La patrimoniale, un «battaglia cattolica»: la provocazione di Franco Monaco
Il dibattito intorno all’ipotesi di una patrimoniale – proposta come emendamento alla Legge di Bilancio da alcuni deputati Leu e Pd, tra i quali Matteo Orfini e Nicola Fratoianni – si accende anche in casa C3dem, la rete dei cattolici democratici ispirati a “Costituzione, Concilio, Cittadinanza”. A rompere il ghiaccio, il 2 dicembre, è l’ex deputato Pd, Franco Monaco, già presidente dell’Azione Cattolica ambrosiana ai tempi del card. Martini, già presidente dell’associazione “Città dell’uomo” fondata da Giuseppe Lazzati.
Secondo Monaco la patrimoniale rappresenta, nel dibattito pubblico, un tabù. «È bastato che qualcuno pronunciasse la parola impronunciabile e blasfema “patrimoniale” perché si levassero alte grida di scandalo e riprovazione». È vero che, commenta Monaco, la proposta di emendamento di Orfini e Fratoianni rappresenta solo un «classico segnale politico-simbolico concepito nella logica politicista del gioco dei posizionamenti a sinistra. Un modo sicuro per sollevare una montagna di obiezioni, con la matematica certezza che non se ne faccia niente». Ma è anche vero che proposte come questa «dovrebbero essere inscritte dentro una complessiva riforma tributaria, a sua volta espressiva di un nuovo patto sociale». Nulla di più semplice, aggiunge l'ex parlamentare: «A fronte dell’esplosione del debito pubblico (160% sul Pil) originata dalle misure atte a fronteggiare l’emergenza», cosa decideremo di tassare, il lavoro o le rendite? Quando finiranno le misure atte a tamponare la crisi economica generata dalla pandemia, agli 8 milioni di poveri se ne aggiungeranno altri 5 o 6, avverte Monaco, mentre «il risparmio privato (di chi ci riesce) è lievitato di 1700 miliardi, l’8% in più in questo particolarissimo anno».
Secondo l’ex parlamentare PD, di fronte allo scenario attuale, «più che sul se, si dovrebbe ragionare e discutere sul come avvalersi dello strumento privilegiato della distribuzione del reddito degli Stati moderni ovvero il fisco; semplicemente e radicalmente perché possa reggere una società civile organizzata in base al principio per il quale chi ha di più aiuti chi ha di meno».

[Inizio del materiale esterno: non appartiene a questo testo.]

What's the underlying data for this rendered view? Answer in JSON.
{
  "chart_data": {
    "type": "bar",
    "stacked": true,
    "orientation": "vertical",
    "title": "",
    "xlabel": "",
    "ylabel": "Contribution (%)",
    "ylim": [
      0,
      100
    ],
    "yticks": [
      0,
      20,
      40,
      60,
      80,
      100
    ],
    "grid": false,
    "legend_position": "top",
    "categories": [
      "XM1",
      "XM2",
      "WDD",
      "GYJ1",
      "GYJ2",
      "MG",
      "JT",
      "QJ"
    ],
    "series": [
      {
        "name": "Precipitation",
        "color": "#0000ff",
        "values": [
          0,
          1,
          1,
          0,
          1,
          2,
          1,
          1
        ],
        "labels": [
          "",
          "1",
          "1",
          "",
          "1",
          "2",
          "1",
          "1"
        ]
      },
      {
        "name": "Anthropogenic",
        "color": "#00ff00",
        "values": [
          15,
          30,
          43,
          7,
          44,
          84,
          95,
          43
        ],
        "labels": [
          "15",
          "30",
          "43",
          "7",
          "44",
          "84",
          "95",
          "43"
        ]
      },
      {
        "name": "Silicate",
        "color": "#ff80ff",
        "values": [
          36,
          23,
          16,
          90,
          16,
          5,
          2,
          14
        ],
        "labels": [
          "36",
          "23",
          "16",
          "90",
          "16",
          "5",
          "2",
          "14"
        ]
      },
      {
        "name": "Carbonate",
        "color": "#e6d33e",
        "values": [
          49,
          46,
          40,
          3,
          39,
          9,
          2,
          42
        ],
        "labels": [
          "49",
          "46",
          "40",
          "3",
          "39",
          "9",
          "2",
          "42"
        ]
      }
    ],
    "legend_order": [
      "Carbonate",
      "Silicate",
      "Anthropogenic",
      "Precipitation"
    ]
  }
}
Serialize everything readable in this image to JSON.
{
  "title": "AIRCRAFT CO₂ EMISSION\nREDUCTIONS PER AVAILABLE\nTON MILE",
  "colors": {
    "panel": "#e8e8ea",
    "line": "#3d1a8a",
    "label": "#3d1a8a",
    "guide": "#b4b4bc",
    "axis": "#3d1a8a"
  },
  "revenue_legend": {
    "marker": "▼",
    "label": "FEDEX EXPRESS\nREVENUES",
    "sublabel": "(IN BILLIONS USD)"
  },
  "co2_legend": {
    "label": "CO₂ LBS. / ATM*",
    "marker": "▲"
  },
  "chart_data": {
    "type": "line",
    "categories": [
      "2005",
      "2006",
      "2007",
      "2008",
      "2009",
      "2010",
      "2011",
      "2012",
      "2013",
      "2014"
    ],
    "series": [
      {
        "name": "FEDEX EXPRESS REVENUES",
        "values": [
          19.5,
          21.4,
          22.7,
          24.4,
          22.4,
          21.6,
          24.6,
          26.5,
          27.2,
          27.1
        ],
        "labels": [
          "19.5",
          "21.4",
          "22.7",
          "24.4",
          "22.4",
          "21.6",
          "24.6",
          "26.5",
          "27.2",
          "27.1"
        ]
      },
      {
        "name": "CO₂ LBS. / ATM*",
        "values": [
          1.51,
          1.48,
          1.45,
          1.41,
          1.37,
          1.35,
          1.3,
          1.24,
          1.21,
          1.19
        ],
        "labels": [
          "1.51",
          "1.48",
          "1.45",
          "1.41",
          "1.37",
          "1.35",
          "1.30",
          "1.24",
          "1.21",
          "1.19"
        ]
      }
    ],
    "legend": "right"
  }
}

Un lavoro non certo facile, riconosce Monaco, sia a livello tecnico che sul piano culturale. Ma doveroso. «Non dovrebbe essere impossibile convincere la generalità dei cittadini che merita chiedere un sacrificio al 5% dei cittadini più facoltosi che detengono il 22% della ricchezza nazionale ricavandone in cambio beni e servizi pubblici più adeguati e misure di sostegno sociale a chi non ce la fa. Che non sia impossibile è dimostrato da paesi non comunisti come Spagna, Norvegia e persino Svizzera che ci stanno lavorando».
Il nodo della patrimoniale entra a gamba tesa nel dibattito sulla partecipazione dei cattolici alla vita pubblica del Paese, laddove si invoca spesso e in maniera astratta la convergenza dei cattolici in un centro moderato. La provocazione di Franco Monaco ai cattolici è, al contrario, lasciare che la battaglia sulla patrimoniale qualifichi «l’impegno concorde dei cristiani». «Non sarebbe utile a propiziare una cooperazione con le sinistre, correggendo la deriva, visibile da gran tempo, di una loro enfasi sui diritti civili (individuali) a discapito dei diritti sociali e del lavoro?».
Se papa Francesco iniziasse a parlare di “principi non negoziabili”, conclude Monaco con «un acrobatico esercizio di fantasia», «immagino che egli inscriverebbe nel novero dei principi non negoziabili per la coscienza dei buoni cristiani magari non la patrimoniale, che è solo un mezzo, ma qualcosa che le si avvicini e che comunque si concreti in un sostegno non episodico ai poveri attinto ai ricchi. Vedi caso che gli Stati moderni dispongono di uno strumento chiamato fisco».